第20章 【醜い手】
「……トレローニーか、魔法省が連れてくる後任か……難しいところだ」
大広間での夕食を終え、談話室でくつろいでいる時も、クリスはずーっとこの問題について考えていた。
もちろん、ハリー、ロン、ハーマイオニーの3人は、こんな下らない問題に頭を悩ませるより、今日出された宿題に頭を悩ませていた。
「君、余裕だな」
今日出された『魔法薬学』の宿題に手こずっているロンが、あきれたような声で言った。
「うむ、自分より不幸な人間がいるって思ったら、結構人間余裕が持てるみたいだ」
確かにホグワーツに来てからを考えると、今が一番気分が良い。
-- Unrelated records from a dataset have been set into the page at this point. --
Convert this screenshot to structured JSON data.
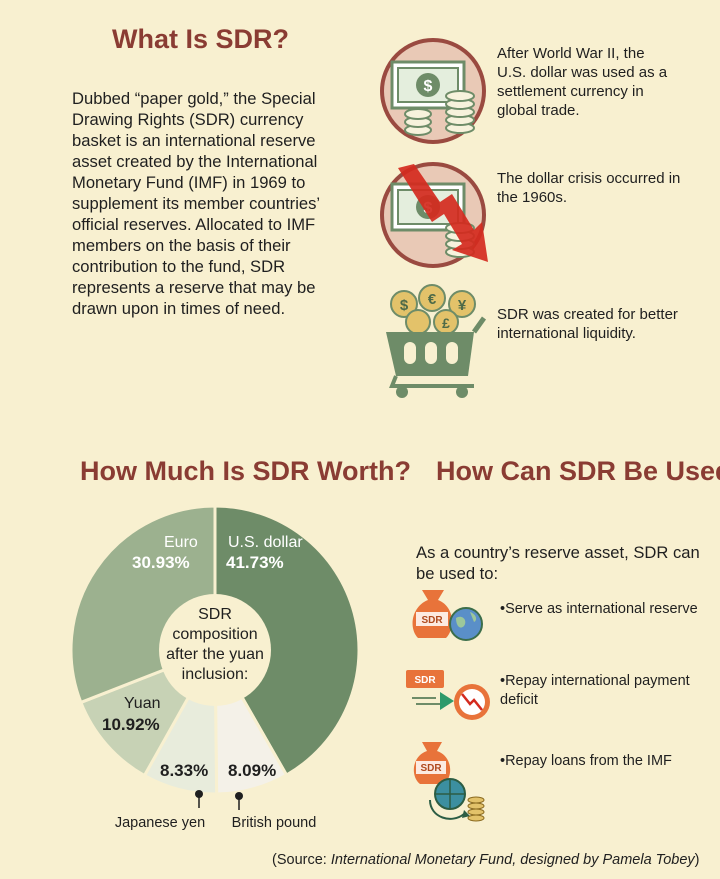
{
  "header": {
    "what_title": "What Is SDR?",
    "intro": "Dubbed “paper gold,” the Special Drawing Rights (SDR) currency basket is an international reserve asset created by the International Monetary Fund (IMF) in 1969 to supplement its member countries’ official reserves. Allocated to IMF members on the basis of their contribution to the fund, SDR represents a reserve that may be drawn upon in times of need."
  },
  "history": [
    {
      "text": "After World War II, the U.S. dollar was used as a settlement currency in global trade.",
      "icon": "dollar-coins-icon"
    },
    {
      "text": "The dollar crisis occurred in the 1960s.",
      "icon": "dollar-crisis-icon"
    },
    {
      "text": "SDR was created for better international liquidity.",
      "icon": "currency-cart-icon"
    }
  ],
  "worth": {
    "title": "How Much Is SDR Worth?",
    "center_lines": [
      "SDR",
      "composition",
      "after the yuan",
      "inclusion:"
    ],
    "callouts": [
      "Japanese yen",
      "British pound"
    ]
  },
  "chart_data": {
    "type": "pie",
    "title": "How Much Is SDR Worth?",
    "slices": [
      {
        "label": "U.S. dollar",
        "value": 41.73,
        "display": "41.73%",
        "color": "#6e8c68"
      },
      {
        "label": "British pound",
        "value": 8.09,
        "display": "8.09%",
        "color": "#f4f1e8"
      },
      {
        "label": "Japanese yen",
        "value": 8.33,
        "display": "8.33%",
        "color": "#e8ecdc"
      },
      {
        "label": "Yuan",
        "value": 10.92,
        "display": "10.92%",
        "color": "#c7d2b5"
      },
      {
        "label": "Euro",
        "value": 30.93,
        "display": "30.93%",
        "color": "#9cb18f"
      }
    ]
  },
  "usage": {
    "title": "How Can SDR Be Used?",
    "intro": "As a country’s reserve asset, SDR can be used to:",
    "items": [
      {
        "text": "•Serve as international reserve",
        "icon": "sdr-globe-icon",
        "tag": "SDR"
      },
      {
        "text": "•Repay international payment deficit",
        "icon": "sdr-decline-icon",
        "tag": "SDR"
      },
      {
        "text": "•Repay loans from the IMF",
        "icon": "sdr-exchange-icon",
        "tag": "SDR"
      }
    ]
  },
  "source": {
    "prefix": "(Source: ",
    "italic": "International Monetary Fund, designed by Pamela Tobey",
    "suffix": ")"
  },
  "colors": {
    "title": "#8a3c33",
    "background": "#f8f0d0",
    "icon_circle": "#e9c9b6",
    "icon_ring": "#9a4a40",
    "green": "#6e8c68",
    "red_arrow": "#d42a1e",
    "orange_bag": "#e8733a"
  }
}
自分より不幸な人間がいるというのは、もしかしたら幸せな事なのかもしれない。
クリスが人の不幸を餌にあれこれ悩んでいると、アンジェリーナが人生で一番不幸だと言う顔でテーブルに近づいてきた。
「ハリー、ロン……今夜のクィディッチの練習は無しよ」
「えっ!?なんで!?僕、何もしてないよ!?」
「アンブリッジ先生が、許可を出してくれなかったの。考える時間が必要だって……」
アンジェリーナはそれだけ言うと「ハア~」と大きなため息をついて幽霊のように去っていった。
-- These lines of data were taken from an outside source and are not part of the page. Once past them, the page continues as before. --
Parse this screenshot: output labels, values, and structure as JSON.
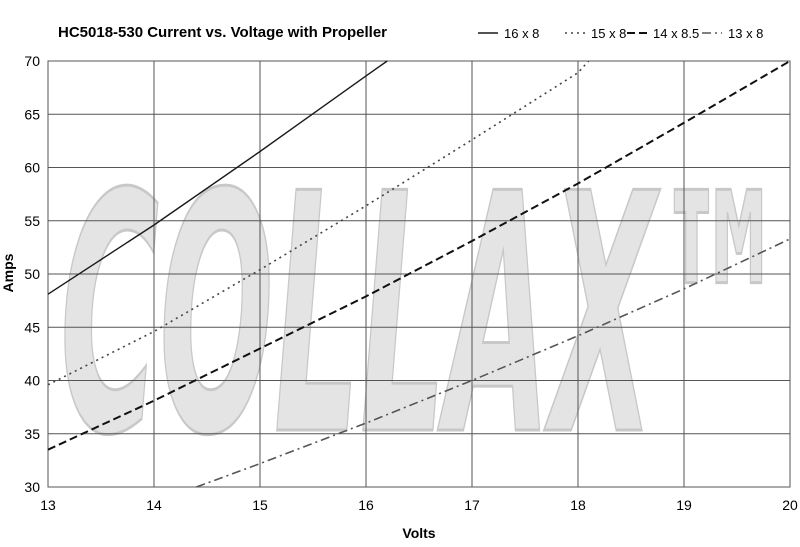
{
  "chart_data": {
    "type": "line",
    "title": "HC5018-530 Current vs. Voltage with Propeller",
    "xlabel": "Volts",
    "ylabel": "Amps",
    "xlim": [
      13,
      20
    ],
    "ylim": [
      30,
      70
    ],
    "x_ticks": [
      "13",
      "14",
      "15",
      "16",
      "17",
      "18",
      "19",
      "20"
    ],
    "y_ticks": [
      "30",
      "35",
      "40",
      "45",
      "50",
      "55",
      "60",
      "65",
      "70"
    ],
    "grid": true,
    "legend_position": "top-right",
    "watermark_text": "COLLAX™",
    "series": [
      {
        "name": "16 x 8",
        "style": "solid",
        "color": "#1a1a1a",
        "x": [
          13,
          14,
          15,
          16,
          16.2
        ],
        "y": [
          48.1,
          54.6,
          61.5,
          68.6,
          70
        ]
      },
      {
        "name": "15 x 8",
        "style": "dotted",
        "color": "#444444",
        "x": [
          13,
          14,
          15,
          16,
          17,
          18,
          18.1
        ],
        "y": [
          39.6,
          44.6,
          50.4,
          56.4,
          62.6,
          68.9,
          70
        ]
      },
      {
        "name": "14 x 8.5",
        "style": "dashed",
        "color": "#111111",
        "x": [
          13,
          14,
          15,
          16,
          17,
          18,
          19,
          20
        ],
        "y": [
          33.5,
          38.1,
          43.0,
          47.9,
          53.1,
          58.5,
          64.2,
          70
        ]
      },
      {
        "name": "13 x 8",
        "style": "dashdot",
        "color": "#555555",
        "x": [
          14.4,
          15,
          16,
          17,
          18,
          19,
          20
        ],
        "y": [
          30,
          32.2,
          36.0,
          40.0,
          44.2,
          48.6,
          53.3
        ]
      }
    ]
  }
}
ハリーとロンは顔を見合わせ一瞬固まると、同時にドンッと机を叩いた。その拍子に、ハーマイオニーのインク瓶が倒れた。
「ふざけてる!スリザリンには許可を出したくせに!」
「僕たちを焦らして楽しんでるんだ!あのクソババア!!」
「まあ、良いじゃない。これで今夜はゆっくり宿題ができるから、徹夜しなくてすむじゃない」
「「徹夜とクィディッチだったら、徹夜のほうが100倍マシだ!!」」
当たり散らされたハーマイオニーが助けを求めるようにクリスを見たが、クリスは肩をすくめただけだった。
それから4人で大人しく――時折イラついたハリーとロンが勢いよくインクを飛ばしてきたが――宿題を続けた。
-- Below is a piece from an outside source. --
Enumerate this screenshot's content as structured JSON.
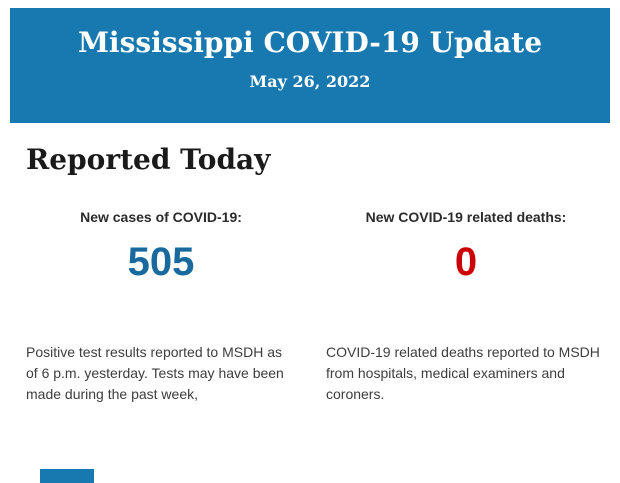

今夜はシリウスが暖炉に現れる事になっているから、どちらにせよ夜中まで談話室にいなければならない。ほかの生徒には出来るだけ早く自分たちの部屋に戻って欲しかったが、運悪くフレッドとジョージが『ずる休みスナックボックス』の1号を完成させたらしい。
リーと3人一緒になって実演して談話室を大いに賑やかせている。それを見て、ロンが不思議そうに訊ねた。